Durante o ápice da crise institucional, aberta entre o presidente Bolsonaro e o Supremo, o senhor chegou a temer uma possível ruptura institucional no país? 

Não, não temia. Agora mesmo a mídia veiculou que estaria sendo convocado para prestar serviços (no Tribunal Superior Eleitoral), claro que não de uniforme, um general reformado (Fernando Azevedo e Silva, ex-ministro da Defesa), para evitar um golpe. Ora, se dependermos disso, no Brasil, nós teremos que convocar para servir no Judiciário reservistas, e aí o Judiciário contrata uma tropa. Não é por aí que se resolve possível descompasso de entendimento entre poderes.

Sucessivas pesquisas refletem baixos índices de aprovação popular ao trabalho do supremo. A que o senhor atribui isso? 
 
Se lá estivesse, eu reexaminaria os meus votos, que eu estaria proferindo. E foi o que eu falei há pouco: às vezes o Supremo tem que ser contramajoritário, ele tem que adotar uma postura que contraria o anseio popular, mas ele tem o dever maior que é o de preservar a Constituição Federal. O Supremo não pode criar um critério de plantão para atender a um anseio que tenha a população.

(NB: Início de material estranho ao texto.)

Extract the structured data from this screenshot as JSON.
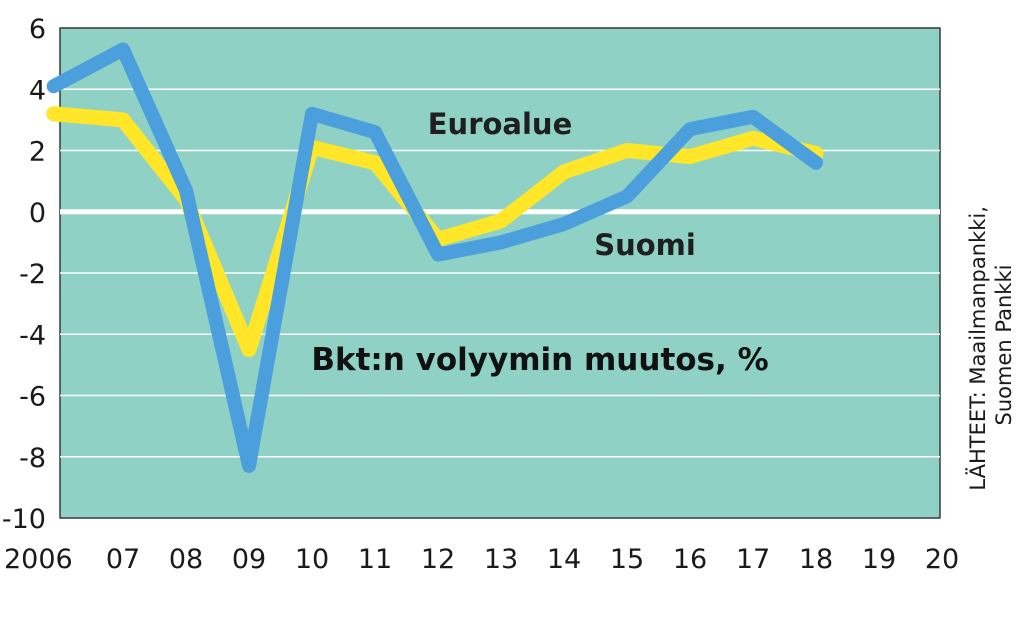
{
  "chart_data": {
    "type": "line",
    "title": "Bkt:n volyymin muutos, %",
    "xlabel": "",
    "ylabel": "",
    "x_tick_labels": [
      "2006",
      "07",
      "08",
      "09",
      "10",
      "11",
      "12",
      "13",
      "14",
      "15",
      "16",
      "17",
      "18",
      "19",
      "20"
    ],
    "x": [
      2006,
      2007,
      2008,
      2009,
      2010,
      2011,
      2012,
      2013,
      2014,
      2015,
      2016,
      2017,
      2018,
      2019,
      2020
    ],
    "ylim": [
      -10,
      6
    ],
    "y_ticks": [
      6,
      4,
      2,
      0,
      -2,
      -4,
      -6,
      -8,
      -10
    ],
    "grid": true,
    "series": [
      {
        "name": "Euroalue",
        "color": "#ffe629",
        "x": [
          2005.9,
          2007,
          2008,
          2009,
          2010,
          2011,
          2012,
          2013,
          2014,
          2015,
          2016,
          2017,
          2018
        ],
        "values": [
          3.2,
          3.0,
          0.4,
          -4.5,
          2.1,
          1.6,
          -0.9,
          -0.3,
          1.3,
          2.0,
          1.8,
          2.4,
          1.9
        ]
      },
      {
        "name": "Suomi",
        "color": "#4a9fdc",
        "x": [
          2005.9,
          2007,
          2008,
          2009,
          2010,
          2011,
          2012,
          2013,
          2014,
          2015,
          2016,
          2017,
          2018
        ],
        "values": [
          4.1,
          5.3,
          0.7,
          -8.3,
          3.2,
          2.6,
          -1.4,
          -1.0,
          -0.4,
          0.5,
          2.7,
          3.1,
          1.6
        ]
      }
    ],
    "background_color": "#8fd2c5",
    "source": "LÄHTEET: Maailmanpankki, Suomen Pankki"
  }
}
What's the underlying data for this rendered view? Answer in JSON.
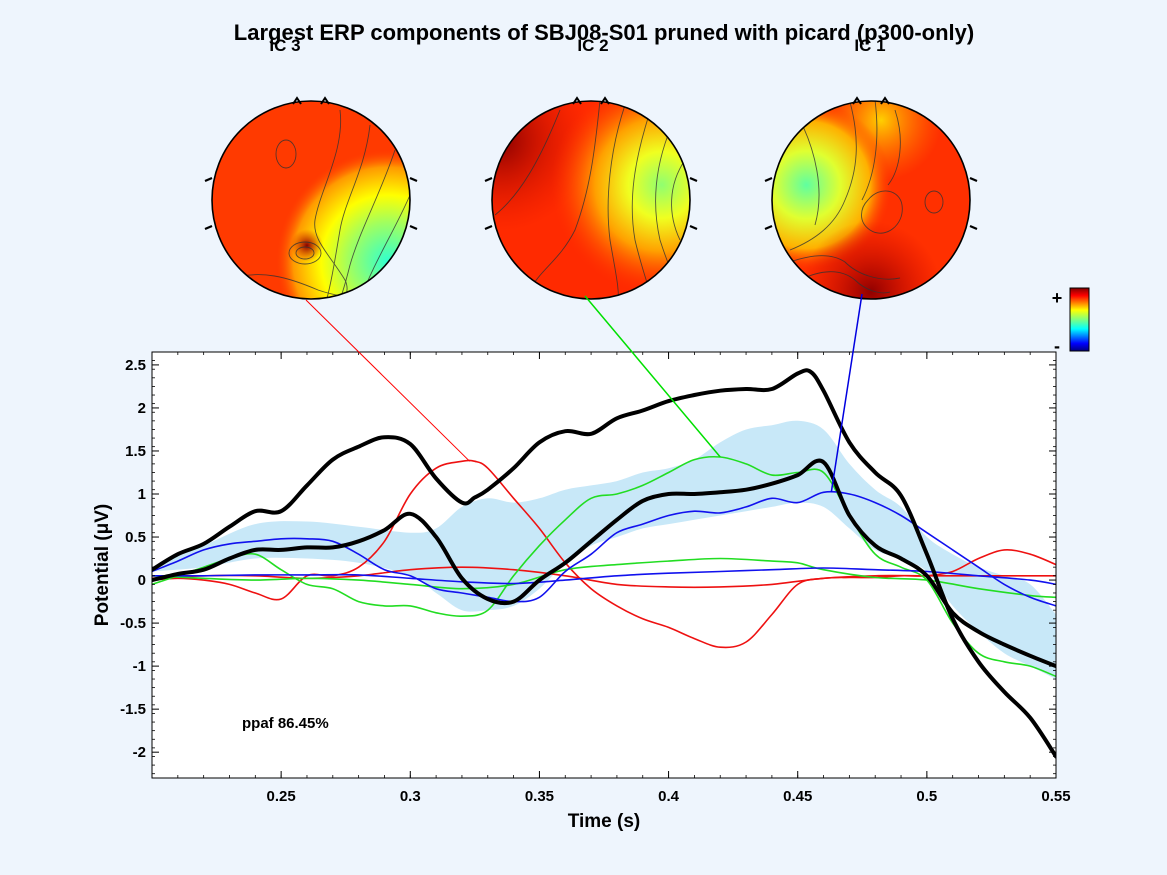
{
  "title": "Largest ERP components of SBJ08-S01 pruned with picard (p300-only)",
  "scalp_maps": [
    {
      "label": "IC 3",
      "color": "#ff0000"
    },
    {
      "label": "IC 2",
      "color": "#00e000"
    },
    {
      "label": "IC 1",
      "color": "#0000e0"
    }
  ],
  "colorbar": {
    "plus": "+",
    "minus": "-"
  },
  "annotation": "ppaf 86.45%",
  "chart_data": {
    "type": "line",
    "xlabel": "Time (s)",
    "ylabel": "Potential (μV)",
    "xlim": [
      0.2,
      0.55
    ],
    "ylim": [
      -2.3,
      2.65
    ],
    "xticks": [
      0.25,
      0.3,
      0.35,
      0.4,
      0.45,
      0.5,
      0.55
    ],
    "xtick_labels": [
      "0.25",
      "0.3",
      "0.35",
      "0.4",
      "0.45",
      "0.5",
      "0.55"
    ],
    "yticks": [
      2.5,
      2,
      1.5,
      1,
      0.5,
      0,
      -0.5,
      -1,
      -1.5,
      -2
    ],
    "ytick_labels": [
      "2.5",
      "2",
      "1.5",
      "1",
      "0.5",
      "0",
      "-0.5",
      "-1",
      "-1.5",
      "-2"
    ],
    "grid": false,
    "band": {
      "color": "#c8e8f8",
      "x": [
        0.2,
        0.22,
        0.24,
        0.26,
        0.28,
        0.3,
        0.31,
        0.32,
        0.33,
        0.34,
        0.35,
        0.36,
        0.37,
        0.38,
        0.39,
        0.4,
        0.41,
        0.42,
        0.43,
        0.44,
        0.45,
        0.46,
        0.47,
        0.48,
        0.49,
        0.5,
        0.51,
        0.52,
        0.53,
        0.54,
        0.55
      ],
      "upper": [
        0.15,
        0.4,
        0.65,
        0.68,
        0.62,
        0.55,
        0.6,
        0.85,
        0.95,
        0.9,
        0.95,
        1.05,
        1.1,
        1.15,
        1.25,
        1.3,
        1.4,
        1.6,
        1.75,
        1.8,
        1.85,
        1.75,
        1.35,
        1.05,
        0.85,
        0.5,
        0.3,
        0.15,
        0.05,
        -0.05,
        -0.4
      ],
      "lower": [
        0.1,
        0.15,
        0.25,
        0.25,
        0.2,
        0.05,
        -0.15,
        -0.35,
        -0.35,
        -0.3,
        -0.1,
        0.2,
        0.4,
        0.5,
        0.6,
        0.65,
        0.7,
        0.75,
        0.8,
        0.85,
        0.9,
        0.85,
        0.6,
        0.35,
        0.25,
        0.1,
        -0.3,
        -0.6,
        -0.85,
        -1.0,
        -1.15
      ]
    },
    "series": [
      {
        "color": "#000000",
        "width": 4,
        "x": [
          0.2,
          0.21,
          0.22,
          0.23,
          0.24,
          0.25,
          0.26,
          0.27,
          0.28,
          0.29,
          0.3,
          0.31,
          0.32,
          0.325,
          0.33,
          0.34,
          0.35,
          0.36,
          0.37,
          0.38,
          0.39,
          0.4,
          0.41,
          0.42,
          0.43,
          0.44,
          0.45,
          0.455,
          0.46,
          0.47,
          0.48,
          0.49,
          0.5,
          0.51,
          0.52,
          0.53,
          0.54,
          0.55
        ],
        "y": [
          0.12,
          0.3,
          0.42,
          0.62,
          0.8,
          0.8,
          1.1,
          1.4,
          1.55,
          1.66,
          1.58,
          1.18,
          0.9,
          0.96,
          1.05,
          1.3,
          1.6,
          1.73,
          1.7,
          1.88,
          1.97,
          2.08,
          2.15,
          2.2,
          2.22,
          2.22,
          2.4,
          2.42,
          2.2,
          1.6,
          1.25,
          0.98,
          0.3,
          -0.45,
          -0.95,
          -1.3,
          -1.6,
          -2.05
        ]
      },
      {
        "color": "#000000",
        "width": 4,
        "x": [
          0.2,
          0.21,
          0.22,
          0.23,
          0.24,
          0.25,
          0.26,
          0.27,
          0.28,
          0.29,
          0.3,
          0.31,
          0.32,
          0.33,
          0.34,
          0.35,
          0.36,
          0.37,
          0.38,
          0.39,
          0.4,
          0.41,
          0.42,
          0.43,
          0.44,
          0.45,
          0.46,
          0.47,
          0.48,
          0.49,
          0.5,
          0.51,
          0.52,
          0.53,
          0.54,
          0.55
        ],
        "y": [
          0.0,
          0.07,
          0.12,
          0.25,
          0.35,
          0.35,
          0.38,
          0.38,
          0.45,
          0.58,
          0.77,
          0.5,
          0.02,
          -0.22,
          -0.25,
          0.0,
          0.2,
          0.45,
          0.7,
          0.92,
          1.0,
          1.0,
          1.02,
          1.05,
          1.12,
          1.22,
          1.37,
          0.75,
          0.4,
          0.25,
          0.05,
          -0.38,
          -0.6,
          -0.75,
          -0.88,
          -1.0
        ]
      },
      {
        "color": "#ee1111",
        "width": 1.6,
        "x": [
          0.2,
          0.21,
          0.22,
          0.23,
          0.24,
          0.25,
          0.26,
          0.27,
          0.28,
          0.29,
          0.3,
          0.31,
          0.32,
          0.325,
          0.33,
          0.34,
          0.35,
          0.36,
          0.37,
          0.38,
          0.39,
          0.4,
          0.41,
          0.42,
          0.43,
          0.44,
          0.45,
          0.46,
          0.47,
          0.48,
          0.49,
          0.5,
          0.51,
          0.52,
          0.53,
          0.54,
          0.55
        ],
        "y": [
          0.0,
          0.02,
          0.0,
          -0.05,
          -0.15,
          -0.22,
          0.05,
          0.05,
          0.15,
          0.45,
          1.0,
          1.3,
          1.38,
          1.38,
          1.3,
          0.95,
          0.6,
          0.2,
          -0.1,
          -0.3,
          -0.45,
          -0.55,
          -0.68,
          -0.78,
          -0.72,
          -0.4,
          -0.05,
          0.02,
          0.03,
          0.03,
          0.05,
          0.05,
          0.1,
          0.25,
          0.35,
          0.3,
          0.18
        ]
      },
      {
        "color": "#ee1111",
        "width": 1.6,
        "x": [
          0.2,
          0.22,
          0.24,
          0.26,
          0.28,
          0.3,
          0.32,
          0.34,
          0.36,
          0.38,
          0.4,
          0.42,
          0.44,
          0.46,
          0.48,
          0.5,
          0.52,
          0.54,
          0.55
        ],
        "y": [
          0.02,
          0.05,
          0.05,
          0.02,
          0.05,
          0.12,
          0.15,
          0.12,
          0.05,
          -0.05,
          -0.08,
          -0.08,
          -0.05,
          0.02,
          0.05,
          0.05,
          0.05,
          0.05,
          0.05
        ]
      },
      {
        "color": "#22dd22",
        "width": 1.6,
        "x": [
          0.2,
          0.21,
          0.22,
          0.23,
          0.24,
          0.25,
          0.26,
          0.27,
          0.28,
          0.29,
          0.3,
          0.31,
          0.32,
          0.33,
          0.34,
          0.35,
          0.36,
          0.37,
          0.38,
          0.39,
          0.4,
          0.41,
          0.42,
          0.43,
          0.44,
          0.45,
          0.46,
          0.47,
          0.48,
          0.49,
          0.5,
          0.51,
          0.52,
          0.53,
          0.54,
          0.55
        ],
        "y": [
          -0.05,
          0.05,
          0.15,
          0.25,
          0.3,
          0.12,
          -0.05,
          -0.1,
          -0.25,
          -0.3,
          -0.3,
          -0.38,
          -0.42,
          -0.35,
          0.05,
          0.4,
          0.7,
          0.95,
          1.0,
          1.1,
          1.25,
          1.4,
          1.43,
          1.35,
          1.22,
          1.25,
          1.25,
          0.75,
          0.3,
          0.15,
          0.0,
          -0.5,
          -0.85,
          -0.95,
          -1.0,
          -1.12
        ]
      },
      {
        "color": "#22dd22",
        "width": 1.6,
        "x": [
          0.2,
          0.22,
          0.24,
          0.26,
          0.28,
          0.3,
          0.32,
          0.34,
          0.36,
          0.38,
          0.4,
          0.42,
          0.44,
          0.45,
          0.46,
          0.48,
          0.5,
          0.52,
          0.54,
          0.55
        ],
        "y": [
          0.05,
          0.02,
          0.0,
          0.02,
          0.0,
          -0.05,
          -0.1,
          -0.05,
          0.12,
          0.18,
          0.22,
          0.25,
          0.22,
          0.2,
          0.12,
          0.03,
          0.0,
          -0.1,
          -0.18,
          -0.2
        ]
      },
      {
        "color": "#1111ee",
        "width": 1.6,
        "x": [
          0.2,
          0.21,
          0.22,
          0.23,
          0.24,
          0.25,
          0.26,
          0.27,
          0.28,
          0.29,
          0.3,
          0.31,
          0.32,
          0.33,
          0.34,
          0.35,
          0.36,
          0.37,
          0.38,
          0.39,
          0.4,
          0.41,
          0.42,
          0.43,
          0.44,
          0.45,
          0.46,
          0.47,
          0.48,
          0.49,
          0.5,
          0.51,
          0.52,
          0.53,
          0.54,
          0.55
        ],
        "y": [
          0.1,
          0.22,
          0.35,
          0.42,
          0.45,
          0.48,
          0.48,
          0.45,
          0.3,
          0.12,
          0.05,
          -0.1,
          -0.15,
          -0.2,
          -0.25,
          -0.2,
          0.1,
          0.3,
          0.55,
          0.65,
          0.75,
          0.8,
          0.78,
          0.85,
          0.95,
          0.9,
          1.02,
          1.0,
          0.9,
          0.75,
          0.55,
          0.35,
          0.15,
          -0.05,
          -0.2,
          -0.3
        ]
      },
      {
        "color": "#1111ee",
        "width": 1.6,
        "x": [
          0.2,
          0.22,
          0.24,
          0.26,
          0.28,
          0.3,
          0.32,
          0.34,
          0.36,
          0.38,
          0.4,
          0.42,
          0.44,
          0.46,
          0.48,
          0.5,
          0.52,
          0.54,
          0.55
        ],
        "y": [
          0.05,
          0.05,
          0.06,
          0.06,
          0.06,
          0.02,
          -0.02,
          -0.04,
          0.0,
          0.05,
          0.08,
          0.1,
          0.12,
          0.14,
          0.12,
          0.1,
          0.05,
          0.0,
          -0.05
        ]
      }
    ]
  }
}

Após cinco meses de aposentadoria, como é a vida sem o peso da toga do Supremo?
 
É, realmente, mais leve, mas eu nunca me preocupei de vir para casa e não poder dormir, com o ofício judicante. Eu estive em colegiado julgador durante 42 anos, e na linha de frente, pegando no pesado. Hoje, tenho todo o tempo do mundo e não me sobra tempo, porque possuo uma atividade como cidadão muito rica, e cuido das minhas leituras, das minhas coisas, da natureza onde moro, e estou vivendo na plenitude dos meus 75 anos, mas muito satisfeito, com muita leveza, com muita alegria.

Como o senhor está aposentado, sem se envolver com o dia a dia do Supremo, tem tido novas percepções sobre a Corte? 

Não, eu continuo entendendo que as cadeiras existentes no Supremo, as 11 cadeiras, possuem uma envergadura maior, e que cumpre a cada qual que ocupe essas cadeiras atuar com independência, atuar com equidistância, e atuar com fidelidade ao direito positivo, que é o direito aprovado pelo Congresso Nacional. E as cadeiras, elas são maiores que os integrantes.